BlackRock has listed the iShares Staked Ethereum Trust ETF (ETHB) on the Nasdaq. The world's largest asset manager is bringing its first crypto ETF with integrated staking yield to the US market. Under normal conditions, the product stakes 70 to 95 percent of the Ether it holds.
Resulting proceeds flow to investors as dividends. According to the prospectus, the annualized staking yield sits at approximately 3 percent. ETHB is BlackRock's third crypto ETF after the Bitcoin fund IBIT and the Ethereum spot ETF ETHA. A sponsor fee of 0.25 percent per year applies. However, BlackRock offers a reduced rate of 0.12 percent for the first twelve months or up to a volume of $2.5 billion. Coinbase handles both custody and staking coordination.
Fees and staking mechanism in detail
Of the gross staking proceeds, 18 percent goes to BlackRock and Coinbase jointly. Investors receive the remaining 82 percent. Specifically, the ETF sells the staking rewards it receives and distributes the proceeds as dividends at least quarterly. An accumulation model, where proceeds increase the net asset value, does not apply here.
Between 5 and 30 percent of the ETH holdings deliberately remain unstaked. BlackRock refers to this buffer as a "Liquidity Sleeve." It serves to process redemptions and cover ongoing fees. Staked Ether cannot be released immediately, however. After an exit request, a withdrawability delay of approximately 27 hours follows, along with a withdrawal sweep phase of 7 to 10 days. During network congestion, this process can take weeks or even months.
In early February 2026, the activation queue on the Ethereum network stood at approximately 4 million ETH with an estimated wait time of 70 days. As a result, liquidity is not guaranteed at all times, and the Liquidity Sleeve remains a key risk mitigation measure.
Regulatory shift enables staking products
In July 2024, BlackRock launched the spot Ethereum ETF ETHA. At the time, SEC Chairman Gary Gensler had explicitly excluded staking components from the applications. His agency viewed staking as a potentially registrable securities activity.

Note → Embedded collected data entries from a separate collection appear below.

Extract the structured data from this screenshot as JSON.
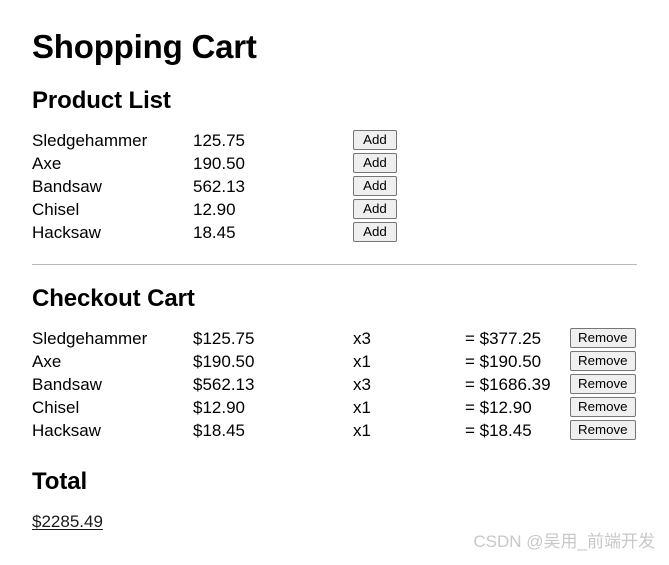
{
  "page": {
    "title": "Shopping Cart"
  },
  "product_list": {
    "heading": "Product List",
    "add_label": "Add",
    "items": [
      {
        "name": "Sledgehammer",
        "price": "125.75"
      },
      {
        "name": "Axe",
        "price": "190.50"
      },
      {
        "name": "Bandsaw",
        "price": "562.13"
      },
      {
        "name": "Chisel",
        "price": "12.90"
      },
      {
        "name": "Hacksaw",
        "price": "18.45"
      }
    ]
  },
  "checkout_cart": {
    "heading": "Checkout Cart",
    "remove_label": "Remove",
    "items": [
      {
        "name": "Sledgehammer",
        "price": "$125.75",
        "qty": "x3",
        "subtotal": "= $377.25"
      },
      {
        "name": "Axe",
        "price": "$190.50",
        "qty": "x1",
        "subtotal": "= $190.50"
      },
      {
        "name": "Bandsaw",
        "price": "$562.13",
        "qty": "x3",
        "subtotal": "= $1686.39"
      },
      {
        "name": "Chisel",
        "price": "$12.90",
        "qty": "x1",
        "subtotal": "= $12.90"
      },
      {
        "name": "Hacksaw",
        "price": "$18.45",
        "qty": "x1",
        "subtotal": "= $18.45"
      }
    ]
  },
  "total": {
    "heading": "Total",
    "value": "$2285.49"
  },
  "watermark": {
    "text": "CSDN @吴用_前端开发"
  },
  "colors": {
    "text": "#000000",
    "button_face": "#efefef",
    "button_border": "#767676",
    "divider": "#b9b9b9",
    "watermark": "#c8c8c8"
  }
}
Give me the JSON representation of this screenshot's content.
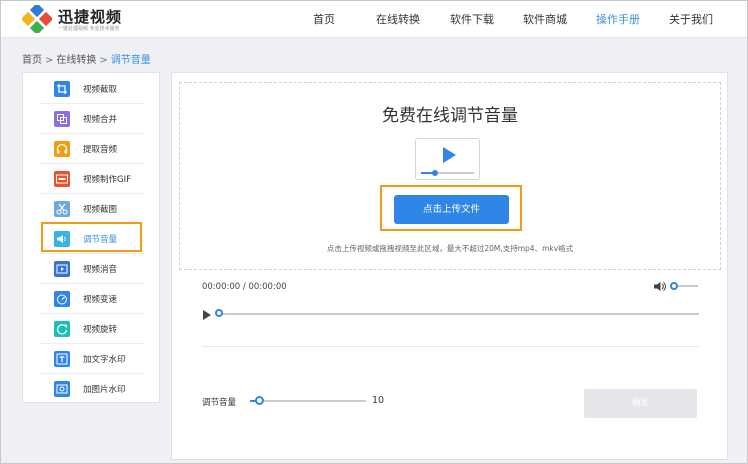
{
  "header": {
    "brand": "迅捷视频",
    "slogan": "一键处理视频 专业技术服务",
    "nav": [
      {
        "label": "首页"
      },
      {
        "label": "在线转换"
      },
      {
        "label": "软件下载"
      },
      {
        "label": "软件商城"
      },
      {
        "label": "操作手册"
      },
      {
        "label": "关于我们"
      }
    ],
    "active_nav": "操作手册"
  },
  "breadcrumb": {
    "items": [
      "首页",
      "在线转换",
      "调节音量"
    ],
    "separator": ">"
  },
  "sidebar": {
    "items": [
      {
        "label": "视频截取",
        "icon": "crop-icon",
        "color": "#2f86e6"
      },
      {
        "label": "视频合并",
        "icon": "merge-icon",
        "color": "#8e6ee0"
      },
      {
        "label": "提取音频",
        "icon": "headphones-icon",
        "color": "#f39c12"
      },
      {
        "label": "视频制作GIF",
        "icon": "gif-icon",
        "color": "#e8542c"
      },
      {
        "label": "视频截图",
        "icon": "scissors-icon",
        "color": "#6fa8dc"
      },
      {
        "label": "调节音量",
        "icon": "volume-icon",
        "color": "#36b3e8"
      },
      {
        "label": "视频消音",
        "icon": "mute-icon",
        "color": "#3a6fd8"
      },
      {
        "label": "视频变速",
        "icon": "speed-icon",
        "color": "#2f86e6"
      },
      {
        "label": "视频旋转",
        "icon": "rotate-icon",
        "color": "#18c0b8"
      },
      {
        "label": "加文字水印",
        "icon": "text-watermark-icon",
        "color": "#2f86e6"
      },
      {
        "label": "加图片水印",
        "icon": "image-watermark-icon",
        "color": "#2f86e6"
      }
    ],
    "active": "调节音量"
  },
  "main": {
    "title": "免费在线调节音量",
    "upload_label": "点击上传文件",
    "hint": "点击上传视频或拖拽视频至此区域，最大不超过20M,支持mp4、mkv格式",
    "player": {
      "current_time": "00:00:00",
      "separator": "/",
      "total_time": "00:00:00",
      "progress": 0
    },
    "volume_adjust": {
      "label": "调节音量",
      "value": "10",
      "level": 0.1
    },
    "confirm_label": "确定"
  },
  "colors": {
    "accent": "#2f86e6",
    "highlight": "#f39c12",
    "disabled": "#e4e6e9"
  }
}
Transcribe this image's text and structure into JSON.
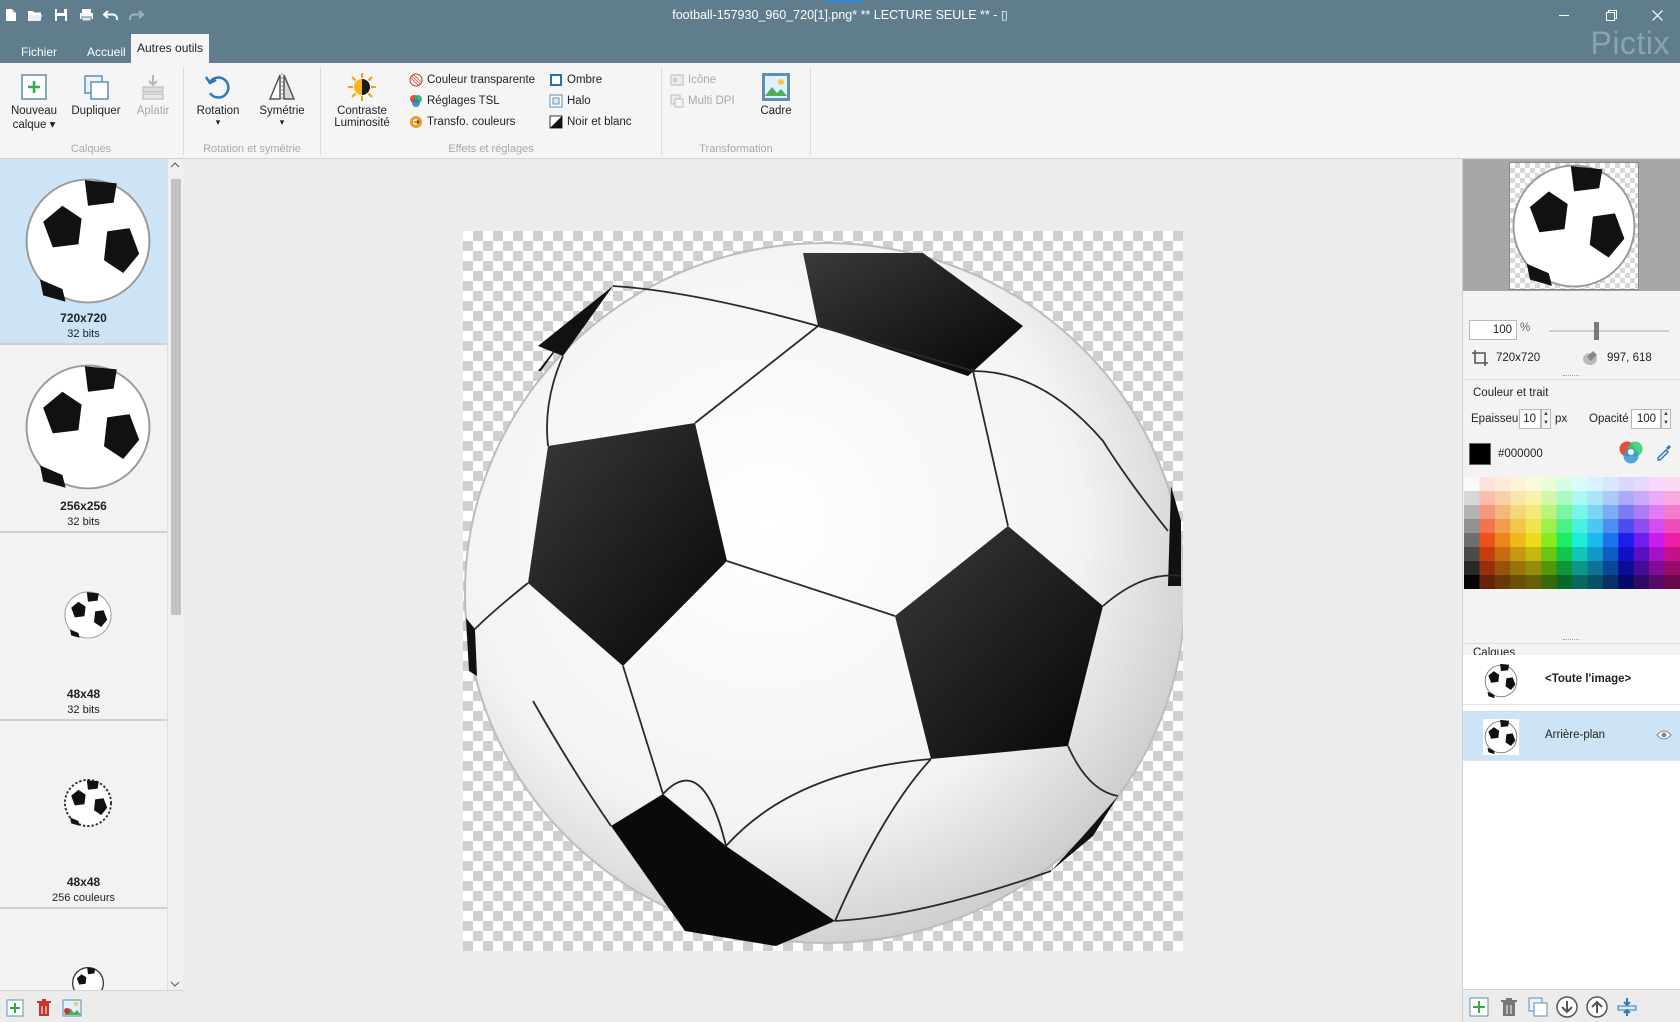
{
  "window": {
    "title": "football-157930_960_720[1].png* ** LECTURE SEULE ** - ▯",
    "brand": "Pictix"
  },
  "tabs": [
    {
      "label": "Fichier",
      "active": false
    },
    {
      "label": "Accueil",
      "active": false
    },
    {
      "label": "Autres outils",
      "active": true
    }
  ],
  "ribbon": {
    "calques": {
      "group_label": "Calques",
      "nouveau_label": "Nouveau",
      "nouveau_label2": "calque ▾",
      "dupliquer_label": "Dupliquer",
      "aplatir_label": "Aplatir"
    },
    "rotation": {
      "group_label": "Rotation et symétrie",
      "rotation_label": "Rotation",
      "symetrie_label": "Symétrie",
      "arrow": "▾"
    },
    "effets": {
      "group_label": "Effets et réglages",
      "contraste_label": "Contraste",
      "luminosite_label": "Luminosité",
      "couleur_transparente": "Couleur transparente",
      "reglages_tsl": "Réglages TSL",
      "transfo_couleurs": "Transfo. couleurs",
      "ombre": "Ombre",
      "halo": "Halo",
      "noir_et_blanc": "Noir et blanc"
    },
    "transformation": {
      "group_label": "Transformation",
      "icone": "Icône",
      "multi_dpi": "Multi DPI",
      "cadre": "Cadre"
    }
  },
  "thumbnails": [
    {
      "size": "720x720",
      "depth": "32 bits",
      "selected": true
    },
    {
      "size": "256x256",
      "depth": "32 bits",
      "selected": false
    },
    {
      "size": "48x48",
      "depth": "32 bits",
      "selected": false
    },
    {
      "size": "48x48",
      "depth": "256 couleurs",
      "selected": false
    }
  ],
  "right_panel": {
    "zoom_value": "100",
    "zoom_unit": "%",
    "image_size": "720x720",
    "cursor_pos": "997, 618",
    "section_color": "Couleur et trait",
    "epaisseur_label": "Epaisseur",
    "epaisseur_value": "10",
    "epaisseur_unit": "px",
    "opacite_label": "Opacité",
    "opacite_value": "100",
    "color_hex": "#000000",
    "layers_title": "Calques",
    "layers": [
      {
        "name": "<Toute l'image>",
        "bold": true,
        "selected": false
      },
      {
        "name": "Arrière-plan",
        "bold": false,
        "selected": true
      }
    ]
  },
  "colors": {
    "titlebar": "#5f7d8c",
    "selection": "#cce4f5",
    "accent_green": "#3aa84a",
    "accent_red": "#c9352b"
  }
}
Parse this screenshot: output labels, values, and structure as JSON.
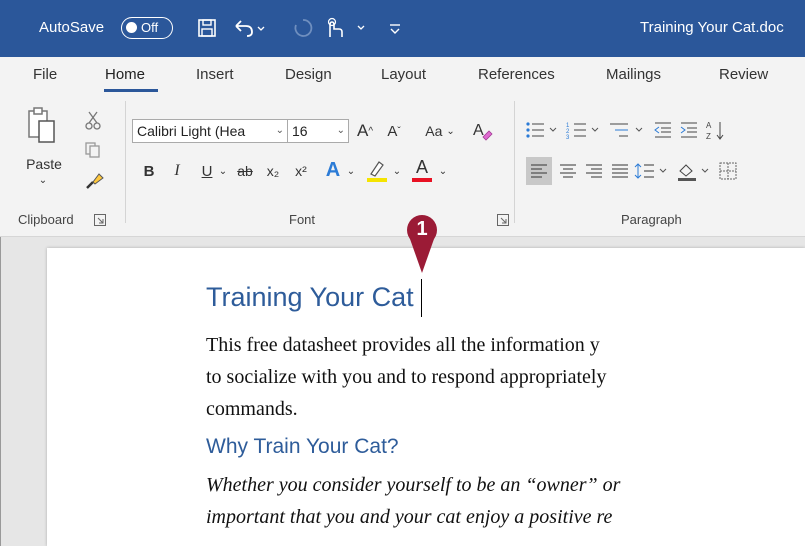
{
  "titlebar": {
    "autosave_label": "AutoSave",
    "toggle_state": "Off",
    "document_title": "Training Your Cat.doc",
    "bg_color": "#2b579a"
  },
  "tabs": [
    {
      "label": "File"
    },
    {
      "label": "Home",
      "active": true
    },
    {
      "label": "Insert"
    },
    {
      "label": "Design"
    },
    {
      "label": "Layout"
    },
    {
      "label": "References"
    },
    {
      "label": "Mailings"
    },
    {
      "label": "Review"
    }
  ],
  "ribbon": {
    "clipboard": {
      "paste_label": "Paste",
      "group_label": "Clipboard"
    },
    "font": {
      "font_name": "Calibri Light (Hea",
      "font_size": "16",
      "group_label": "Font",
      "bold": "B",
      "italic": "I",
      "underline": "U",
      "strikethrough": "ab",
      "subscript": "x₂",
      "superscript": "x²",
      "grow": "A^",
      "shrink": "Aˇ",
      "change_case": "Aa",
      "text_effects": "A",
      "font_color": "A",
      "highlight_color": "#f5e400",
      "font_color_value": "#e81123"
    },
    "paragraph": {
      "group_label": "Paragraph"
    }
  },
  "document": {
    "heading1": "Training Your Cat",
    "paragraph_lines": [
      "This free datasheet provides all the information y",
      "to socialize with you and to respond appropriately",
      "commands."
    ],
    "heading2": "Why Train Your Cat?",
    "italic_lines": [
      "Whether you consider yourself to be an “owner” or",
      "important that you and your cat enjoy a positive re"
    ],
    "heading_color": "#2e5c9a"
  },
  "callout": {
    "number": "1",
    "color": "#9b1b36"
  }
}
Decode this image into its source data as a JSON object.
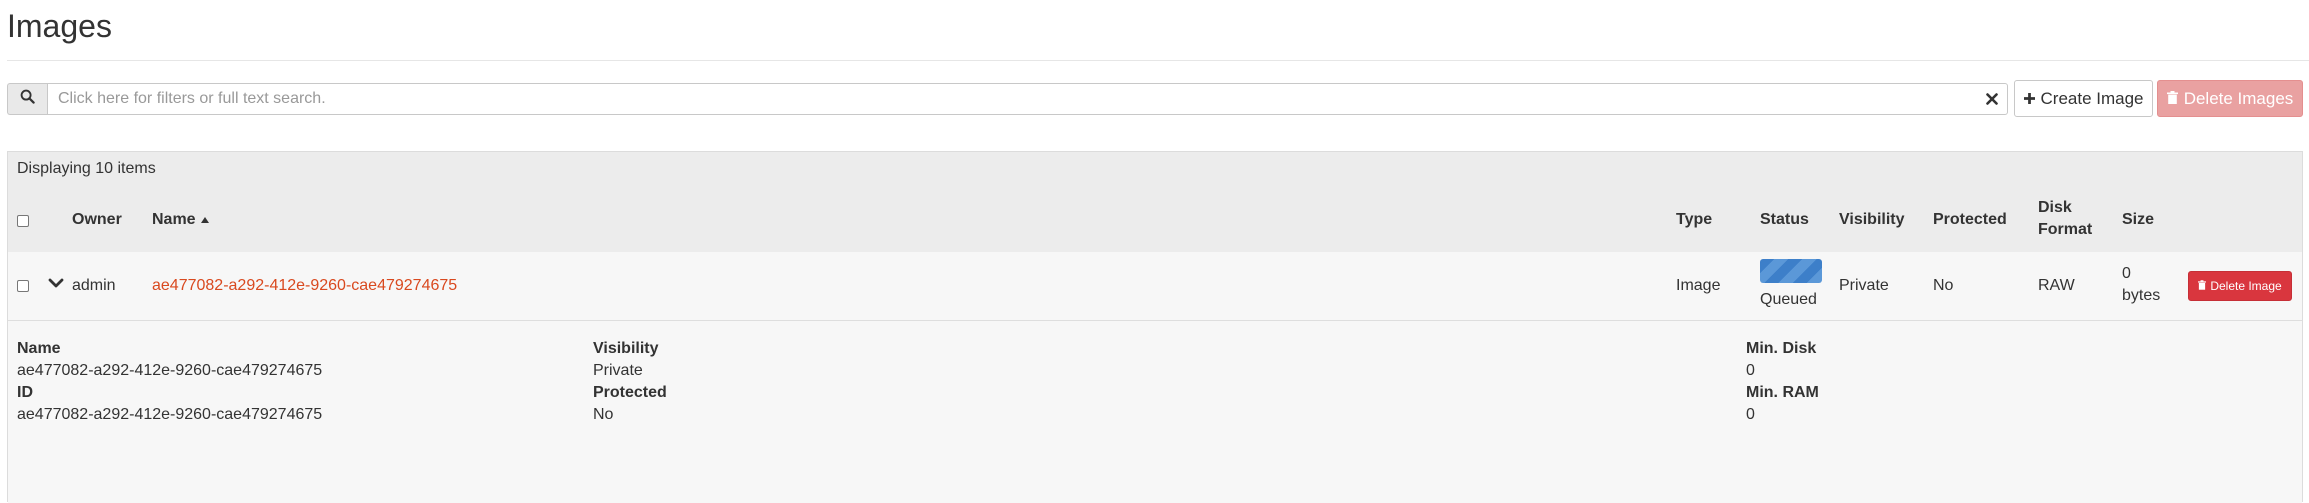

A reversal came on May 29, 2025. The SEC Division of Corporation Finance declared that standard protocol staking does not constitute a registrable securities transaction. Under new SEC Chair Paul Atkins, the agency's stance on crypto staking has fundamentally changed. BlackRock subsequently filed the S-1 application for ETHB on December 8, 2025. In February 2026, an updated filing followed with details on the 18 percent revenue split and the staking quota of 70 to 95 percent.
Other providers such as VanEck have also submitted revised filings to integrate staking components. Still, ETHB is the first approved and launched product of its kind.
Coinbase as central infrastructure
Coinbase plays a dual role in ETHB. Through Coinbase Custody Trust Company, the exchange serves as custodian for the Ether holdings. At the same time, it acts as the Prime Execution Agent for staking coordination. Both functions therefore reside with a single US-regulated provider. Figment also serves as an additional institutional validator partner.
This concentration on Coinbase raises questions about decentralization. Coinbase already ranks among the largest validator operators on the Ethereum network. Should ETHB attract significant inflows, Coinbase's share of total staking capacity could grow further. A portion of the 18 percent revenue split flows directly to Coinbase. Yet the exact allocation between BlackRock and Coinbase remains undisclosed.
BlackRock's growing crypto dominance
BlackRock now manages approximately $130 billion in crypto-related ETPs, tokenized liquidity funds, and stablecoin reserve management. Its Bitcoin ETF IBIT holds over $55 billion in assets under management. ETHA accounts for approximately $6.5 billion. In 2025, BlackRock captured roughly 95 percent of all inflows into digital asset ETPs. By this measure, the asset manager is by far the largest institutional player in the crypto market.
ETHB targets a specific gap. Investors who wanted to hold Ether through regulated products previously had to forgo staking yield. Direct ETH holders could stake their coins and earn approximately 3 percent per year, while ETF investors could not. BlackRock now closes this gap with ETHB. This creates an additional incentive for institutional investors to switch to the regulated product.
"Some investors who already hold ETH directly have staked their coins and were not willing to switch to an exchange-traded product because they would have lost that feature." - Jay Jacobs, U.S. Head of Equity ETFs, BlackRock
In parallel, institutional staking infrastructure is expanding. Bitwise acquired the staking provider Attestant in November 2024 with approximately $4 billion in staked assets. Simultaneously, the company launched Bitwise Onchain Solutions (BOS). In February 2026, the acquisition of Chorus One followed with an additional $2.2 billion. Meanwhile, the Ethereum Foundation now also uses BOS open-source tools. It deployed the infrastructure in early March 2026 for staking approximately 70,000 ETH from its treasury, valued at around $140 million.